Walk: Building the Foundation
Early efforts focused on pilot projects and simple training that delivered quick wins.
Nick Loughrin explained: “We tested a variety of digital planning tools, piloted them on projects, and gathered what worked best through our A3 process. That ultimately led us to select Touchplan as our digital technology of choice.”
Mason Statham stressed the importance of superintendent support. By giving early project teams the option to remain analog or transition to digital, Yates created space for superintendents to feel ownership in the process. “That flexibility created buy-in and helped build a team ready to succeed,” he explained.

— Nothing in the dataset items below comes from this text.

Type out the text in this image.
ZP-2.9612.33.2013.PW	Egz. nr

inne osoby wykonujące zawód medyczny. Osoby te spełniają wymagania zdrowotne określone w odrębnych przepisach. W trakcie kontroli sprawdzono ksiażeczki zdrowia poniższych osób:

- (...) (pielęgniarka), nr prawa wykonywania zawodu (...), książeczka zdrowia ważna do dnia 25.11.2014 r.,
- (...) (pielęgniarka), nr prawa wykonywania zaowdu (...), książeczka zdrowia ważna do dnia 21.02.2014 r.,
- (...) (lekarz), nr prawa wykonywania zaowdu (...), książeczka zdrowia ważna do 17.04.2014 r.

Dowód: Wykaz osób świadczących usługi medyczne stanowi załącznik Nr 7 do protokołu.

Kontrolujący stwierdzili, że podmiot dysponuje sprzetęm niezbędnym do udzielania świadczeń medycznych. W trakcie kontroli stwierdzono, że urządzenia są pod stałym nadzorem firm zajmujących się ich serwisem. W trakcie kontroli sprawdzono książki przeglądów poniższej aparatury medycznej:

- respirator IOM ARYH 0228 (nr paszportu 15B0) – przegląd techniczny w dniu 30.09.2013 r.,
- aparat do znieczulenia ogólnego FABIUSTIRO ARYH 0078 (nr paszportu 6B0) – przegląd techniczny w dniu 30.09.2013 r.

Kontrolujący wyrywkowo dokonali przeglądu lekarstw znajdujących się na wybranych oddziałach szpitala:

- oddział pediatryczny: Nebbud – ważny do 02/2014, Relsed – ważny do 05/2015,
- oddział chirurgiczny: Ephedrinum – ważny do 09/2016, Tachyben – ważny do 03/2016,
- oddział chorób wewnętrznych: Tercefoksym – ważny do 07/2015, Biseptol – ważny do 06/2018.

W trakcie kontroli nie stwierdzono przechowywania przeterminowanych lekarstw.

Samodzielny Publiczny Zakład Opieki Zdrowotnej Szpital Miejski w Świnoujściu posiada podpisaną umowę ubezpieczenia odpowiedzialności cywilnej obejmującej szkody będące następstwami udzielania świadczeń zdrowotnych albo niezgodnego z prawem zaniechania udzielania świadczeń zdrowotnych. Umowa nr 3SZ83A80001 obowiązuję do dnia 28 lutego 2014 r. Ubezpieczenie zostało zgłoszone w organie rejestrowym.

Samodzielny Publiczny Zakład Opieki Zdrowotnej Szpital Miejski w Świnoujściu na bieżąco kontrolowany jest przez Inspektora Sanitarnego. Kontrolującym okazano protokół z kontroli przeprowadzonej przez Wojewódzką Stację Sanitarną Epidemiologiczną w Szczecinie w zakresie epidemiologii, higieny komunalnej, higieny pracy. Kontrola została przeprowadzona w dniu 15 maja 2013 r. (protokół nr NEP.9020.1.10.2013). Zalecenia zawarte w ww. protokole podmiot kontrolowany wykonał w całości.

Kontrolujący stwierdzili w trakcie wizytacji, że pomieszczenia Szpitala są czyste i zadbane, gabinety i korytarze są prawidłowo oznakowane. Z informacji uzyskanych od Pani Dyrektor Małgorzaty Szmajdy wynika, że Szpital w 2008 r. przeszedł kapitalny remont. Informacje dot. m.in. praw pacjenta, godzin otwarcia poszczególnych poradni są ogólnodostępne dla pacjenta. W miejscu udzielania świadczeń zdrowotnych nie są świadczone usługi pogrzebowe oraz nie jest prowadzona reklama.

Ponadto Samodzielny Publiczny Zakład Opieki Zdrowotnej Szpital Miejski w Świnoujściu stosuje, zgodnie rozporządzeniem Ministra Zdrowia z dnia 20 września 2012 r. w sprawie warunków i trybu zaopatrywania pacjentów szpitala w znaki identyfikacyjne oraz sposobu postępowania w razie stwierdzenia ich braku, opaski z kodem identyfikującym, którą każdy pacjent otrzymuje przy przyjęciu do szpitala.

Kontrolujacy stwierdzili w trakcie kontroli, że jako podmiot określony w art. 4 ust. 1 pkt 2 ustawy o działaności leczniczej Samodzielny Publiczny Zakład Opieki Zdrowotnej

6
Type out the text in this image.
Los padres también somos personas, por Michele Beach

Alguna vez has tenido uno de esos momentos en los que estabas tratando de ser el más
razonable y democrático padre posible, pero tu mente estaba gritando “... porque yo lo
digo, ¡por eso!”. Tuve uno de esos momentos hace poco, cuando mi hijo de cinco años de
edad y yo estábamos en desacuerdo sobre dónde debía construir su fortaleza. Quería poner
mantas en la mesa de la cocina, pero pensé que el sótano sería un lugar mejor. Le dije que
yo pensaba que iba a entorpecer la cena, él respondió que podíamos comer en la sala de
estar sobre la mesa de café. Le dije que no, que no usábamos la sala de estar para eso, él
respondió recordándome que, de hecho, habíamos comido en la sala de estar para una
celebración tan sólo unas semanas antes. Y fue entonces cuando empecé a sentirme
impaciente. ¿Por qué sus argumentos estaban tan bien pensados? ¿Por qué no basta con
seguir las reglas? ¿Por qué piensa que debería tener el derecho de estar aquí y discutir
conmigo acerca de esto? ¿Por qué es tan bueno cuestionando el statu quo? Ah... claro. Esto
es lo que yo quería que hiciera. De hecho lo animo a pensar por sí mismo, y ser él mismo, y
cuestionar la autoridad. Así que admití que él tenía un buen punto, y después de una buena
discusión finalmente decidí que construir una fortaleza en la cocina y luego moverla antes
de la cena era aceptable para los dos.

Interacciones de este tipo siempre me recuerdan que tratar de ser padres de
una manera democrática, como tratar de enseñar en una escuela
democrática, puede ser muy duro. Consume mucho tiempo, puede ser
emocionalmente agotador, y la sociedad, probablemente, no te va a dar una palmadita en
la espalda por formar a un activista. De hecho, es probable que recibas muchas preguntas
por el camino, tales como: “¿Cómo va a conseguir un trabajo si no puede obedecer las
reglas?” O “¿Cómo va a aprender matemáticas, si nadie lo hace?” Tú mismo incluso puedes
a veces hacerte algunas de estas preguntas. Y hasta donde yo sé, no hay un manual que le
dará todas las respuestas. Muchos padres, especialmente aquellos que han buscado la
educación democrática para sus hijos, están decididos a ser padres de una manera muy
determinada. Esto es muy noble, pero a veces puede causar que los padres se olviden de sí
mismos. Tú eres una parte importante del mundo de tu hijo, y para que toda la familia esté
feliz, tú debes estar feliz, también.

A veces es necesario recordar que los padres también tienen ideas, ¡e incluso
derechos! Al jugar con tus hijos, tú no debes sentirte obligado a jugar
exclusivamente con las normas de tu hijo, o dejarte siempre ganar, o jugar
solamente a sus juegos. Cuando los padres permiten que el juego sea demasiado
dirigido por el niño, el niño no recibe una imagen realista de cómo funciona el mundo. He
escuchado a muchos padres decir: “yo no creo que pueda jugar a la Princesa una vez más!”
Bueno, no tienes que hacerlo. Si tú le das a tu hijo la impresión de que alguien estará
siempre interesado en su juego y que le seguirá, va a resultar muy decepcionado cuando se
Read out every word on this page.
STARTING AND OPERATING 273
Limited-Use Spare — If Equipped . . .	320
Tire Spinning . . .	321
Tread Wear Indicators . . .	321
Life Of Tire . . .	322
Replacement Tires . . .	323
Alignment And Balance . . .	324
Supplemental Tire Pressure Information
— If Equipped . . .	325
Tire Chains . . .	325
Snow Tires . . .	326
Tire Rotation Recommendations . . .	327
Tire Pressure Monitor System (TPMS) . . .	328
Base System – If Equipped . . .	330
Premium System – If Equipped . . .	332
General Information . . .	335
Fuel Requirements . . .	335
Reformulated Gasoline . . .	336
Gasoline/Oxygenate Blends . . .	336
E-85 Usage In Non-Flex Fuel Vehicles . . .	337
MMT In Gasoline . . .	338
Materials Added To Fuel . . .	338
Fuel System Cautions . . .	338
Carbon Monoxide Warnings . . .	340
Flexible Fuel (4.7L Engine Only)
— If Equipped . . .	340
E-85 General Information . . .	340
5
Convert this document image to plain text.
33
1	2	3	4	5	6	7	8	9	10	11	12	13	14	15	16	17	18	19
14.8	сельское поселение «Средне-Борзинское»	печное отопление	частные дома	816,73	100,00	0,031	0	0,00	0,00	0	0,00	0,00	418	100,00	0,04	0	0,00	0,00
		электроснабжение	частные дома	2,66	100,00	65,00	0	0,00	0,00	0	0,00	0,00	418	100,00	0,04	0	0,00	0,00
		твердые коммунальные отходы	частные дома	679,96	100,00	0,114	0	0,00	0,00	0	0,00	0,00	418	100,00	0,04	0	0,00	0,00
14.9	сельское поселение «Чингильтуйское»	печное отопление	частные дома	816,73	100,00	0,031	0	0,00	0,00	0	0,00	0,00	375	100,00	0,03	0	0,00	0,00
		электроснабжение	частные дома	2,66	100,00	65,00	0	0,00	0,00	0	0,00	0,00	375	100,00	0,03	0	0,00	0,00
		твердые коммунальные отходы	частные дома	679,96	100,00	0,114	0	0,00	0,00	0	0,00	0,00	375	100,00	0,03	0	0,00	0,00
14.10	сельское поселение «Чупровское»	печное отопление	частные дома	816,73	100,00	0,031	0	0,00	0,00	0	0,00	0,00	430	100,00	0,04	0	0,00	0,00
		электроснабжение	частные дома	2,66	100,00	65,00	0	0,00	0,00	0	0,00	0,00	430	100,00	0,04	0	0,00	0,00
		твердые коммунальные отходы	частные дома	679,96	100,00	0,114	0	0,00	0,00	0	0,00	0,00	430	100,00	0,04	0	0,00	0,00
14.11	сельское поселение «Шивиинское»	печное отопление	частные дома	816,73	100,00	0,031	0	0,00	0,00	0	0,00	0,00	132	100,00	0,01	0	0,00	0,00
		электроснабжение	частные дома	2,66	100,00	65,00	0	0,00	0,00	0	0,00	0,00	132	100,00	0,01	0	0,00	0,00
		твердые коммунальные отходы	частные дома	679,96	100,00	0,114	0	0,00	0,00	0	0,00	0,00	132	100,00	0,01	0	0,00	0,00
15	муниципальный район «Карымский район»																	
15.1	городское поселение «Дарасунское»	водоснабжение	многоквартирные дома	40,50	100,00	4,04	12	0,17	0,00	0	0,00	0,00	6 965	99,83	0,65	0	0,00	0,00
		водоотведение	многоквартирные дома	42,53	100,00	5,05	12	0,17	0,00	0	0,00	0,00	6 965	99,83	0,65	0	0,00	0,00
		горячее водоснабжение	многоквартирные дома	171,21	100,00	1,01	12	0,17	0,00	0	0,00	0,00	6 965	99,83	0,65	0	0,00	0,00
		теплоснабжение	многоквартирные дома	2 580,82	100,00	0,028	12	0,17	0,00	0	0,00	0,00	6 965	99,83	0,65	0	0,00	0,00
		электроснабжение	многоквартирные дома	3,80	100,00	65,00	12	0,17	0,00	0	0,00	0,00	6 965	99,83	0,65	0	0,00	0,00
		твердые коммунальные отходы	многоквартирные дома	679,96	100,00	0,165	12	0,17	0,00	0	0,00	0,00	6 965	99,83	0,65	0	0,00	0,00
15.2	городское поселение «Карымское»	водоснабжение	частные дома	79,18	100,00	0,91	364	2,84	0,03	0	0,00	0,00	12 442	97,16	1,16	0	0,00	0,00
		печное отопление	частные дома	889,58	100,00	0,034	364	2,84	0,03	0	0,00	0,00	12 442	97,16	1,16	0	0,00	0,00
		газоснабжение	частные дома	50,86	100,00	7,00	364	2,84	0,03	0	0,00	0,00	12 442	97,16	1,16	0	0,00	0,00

Jog: Strengthening Engagement with Data
As adoption expanded, organizations embedded champions in new teams and introduced metrics to guide planning.
Mike Marchman described the shift: “One of my first steps was to establish best practices: defining what a strong daily huddle looks like, how weekly work plans should run, and what questions teams should be asking. Getting that documented helped set a clear standard.”
Run: Scaling with Analytics
At scale, portfolio dashboards gave leaders foresight into risks and recurring issues.
Lane Bogy emphasized consistency: “Synchronizing one-way with CPM schedules keeps everyone aligned and prevents competing versions of the truth.”
Key Lessons Learned
- Focus on people and process first, then add technology.
- Solve pain points quickly to build trust.
- Superintendent buy-in is critical.
- Lean rituals remain important; digital solutions improve them.
- Start with simple metrics before scaling analytics.
Bottom line: Step-by-step adoption of digital LPS with Touchplan helps contractors strengthen collaboration, improve accountability, and deliver measurable results across projects and portfolios.